A rede de agentes não tem, assim, como referente um valor fundamental intrínseco ao activo financeiro que cabe à rede descobrir e reflectir no preço de mercado, emergente a partir das transacções financeiras.

Pode-se considerar, também, ao nível dos comportamentos especulativos das redes financeiras, um valor atribuído ao activo financeiro a partir do «uso para especular», trata-se, assim, de um valor de um uso especulativo do activo transaccionado para que se transite de um valor transaccionado para uma troca de risco enquanto posição sistémica para os outros que operam no mercado.

Efectivamente, quando se refere uma troca de risco tem-se por base aquilo que é designado por uma operação de transferência financeira de risco e para isso são utilizados os derivados financeiros, pois, enquanto apostas de risco, podem ser utilizados não por referência a um valor fundamental de um activo subjacente, tal como é «iludido» nos manuais de finanças, mas, sim, têm por base uma aposta no comportamento especulativo do próprio mercado.

Trata-se, pois, de um valor de uso especulativo que estimula os mercados de derivados e esse uso permite alimentar uma economia paralela de ganhos e perdas bolsistas ' à qual dificilmente se consegue encontrar rasto ' fluxos esses que alimentam, por sua vez, o ganho e perda do valor do bem transaccionado no mercado de valores.

Esse uso especulativo expressa as perdas e os ganhos em termos da performance bolsista e da posição e do valor da posição que cada jogador assume em relação aos ganhos e perdas resultantes das flutuações dos valores dos preços dos activos financeiros. Os preços expressam, deste modo, uma relação entre o valor especulativo e o comportamento global dos compradores e vendedores, todos «apostadores» e em que o primado da ganância constitui, para a generalidade destes «agentes», o principal determinante.

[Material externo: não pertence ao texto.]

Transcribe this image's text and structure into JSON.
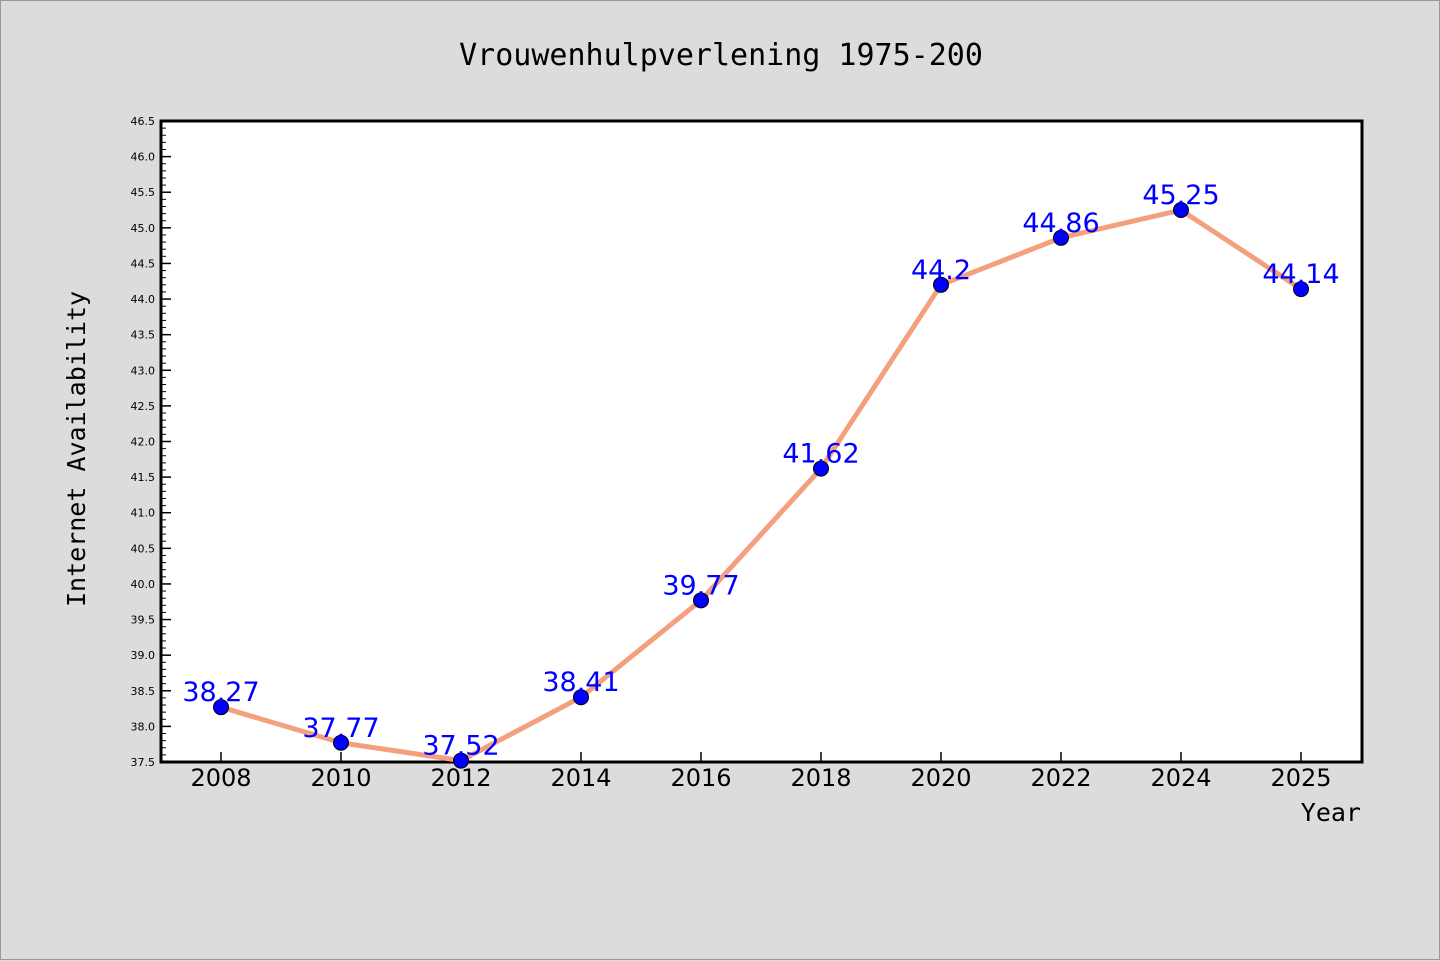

Nessa «autonomia mercativa» os preços adquirem uma posição de «bem» (ou mercadoria) a serem comprados e vendidos na forma das transacções de derivados, e os preços não são mais do que o resultado colectivo das transacções financeiras como acontece, por exemplo, com a comercialização dos índices bolsistas.

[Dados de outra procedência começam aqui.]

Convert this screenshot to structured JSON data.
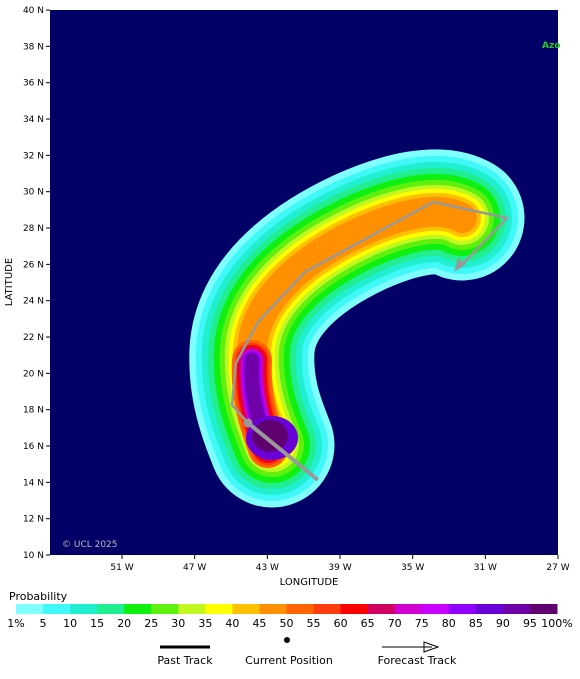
{
  "map": {
    "y_axis_label": "LATITUDE",
    "x_axis_label": "LONGITUDE",
    "lat_ticks": [
      "10 N",
      "12 N",
      "14 N",
      "16 N",
      "18 N",
      "20 N",
      "22 N",
      "24 N",
      "26 N",
      "28 N",
      "30 N",
      "32 N",
      "34 N",
      "36 N",
      "38 N",
      "40 N"
    ],
    "lon_ticks": [
      "51 W",
      "47 W",
      "43 W",
      "39 W",
      "35 W",
      "31 W",
      "27 W"
    ],
    "credit": "© UCL 2025",
    "place_label": "Azo",
    "legend": {
      "title": "Probability",
      "labels": [
        "1%",
        "5",
        "10",
        "15",
        "20",
        "25",
        "30",
        "35",
        "40",
        "45",
        "50",
        "55",
        "60",
        "65",
        "70",
        "75",
        "80",
        "85",
        "90",
        "95",
        "100%"
      ],
      "colors": [
        "#80ffff",
        "#40f8f8",
        "#20f0d0",
        "#20ee90",
        "#10f010",
        "#60f010",
        "#c0f820",
        "#ffff00",
        "#ffc000",
        "#ff9000",
        "#ff6400",
        "#ff3c10",
        "#ff0000",
        "#d00060",
        "#d000d0",
        "#c800ff",
        "#9000ff",
        "#6a00d8",
        "#7000a8",
        "#600070"
      ]
    },
    "track_legend": [
      "Past Track",
      "Current Position",
      "Forecast Track"
    ]
  }
}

O preço de mercado, contudo, não expressa um mecanismo avaliativo de justo valor, como em tempos terá pretendido ser, mas, sim, como algo a consumir num valor de troca e de uso para um ganho especulativo.

E assim é, e assim foi que, na primeira década do Séc. XXI, o mercado «matou» a economia, no sentido em que a economia que subjaz aos mercados financeiros é um instrumento de valor para uso especulativo e não, como era missão «nobre» destes mercados, para veículo de financiamento da chamada economia real.

Os fluxos financeiros globais alimentam uma economia mercantil especulativa que se posiciona perante si como objecto de si mesma, a ser consumido por si, numa volta autofágica.

Não interessa às finanças, deste modo, o financiamento da economia enquanto propósito, mas, sim, a deterioração dos capitais para um uso externo em apostas financeiras para os mercados financeiros sobreviverem.

Sem o «uso especulador», a economia capitalista perderia o seu valor para a economia financeira e tornar-se-ia num limite à própria actividade especulativa.

O sistema financeiro alimenta-se de crises , pois é nas crises que se dão as bolhas de ordem previsíveis, capazes de transformar as «agências de rating» em catalisadores de estratégias especulativas bem sucedidas e que, como é evidenciado pela actual crise, actuam no âmbito da salvaguarda do interesse próprio.

Conclusão Os mercados, nas suas diversas manifestações, não são, como se evidenciou, entidades inimputáveis, pelo que não é pertinente nem legítimo a assumpção do postulado da sua existência, enquanto entidade imputável.

Deste modo, aqueles que apontam o dedo acusador ao mercado, assumindo-o como um ente ou entidade a quem podem responsabilizar pela ocorrência de crises, estão, seja qual for a razão ou motivação que a tal os impele, a ser coniventes com um processo de ocultação e respectiva alienação das suas próprias responsabilidades, enquanto agentes que intervêm no próprio de emergência disposicional inactivo para um situs em que ocorrem as dinâmicas inerentes às relações de troca e realização de transacções, em linha com os propósitos, raramente revelados, que determinam a sua intervenção.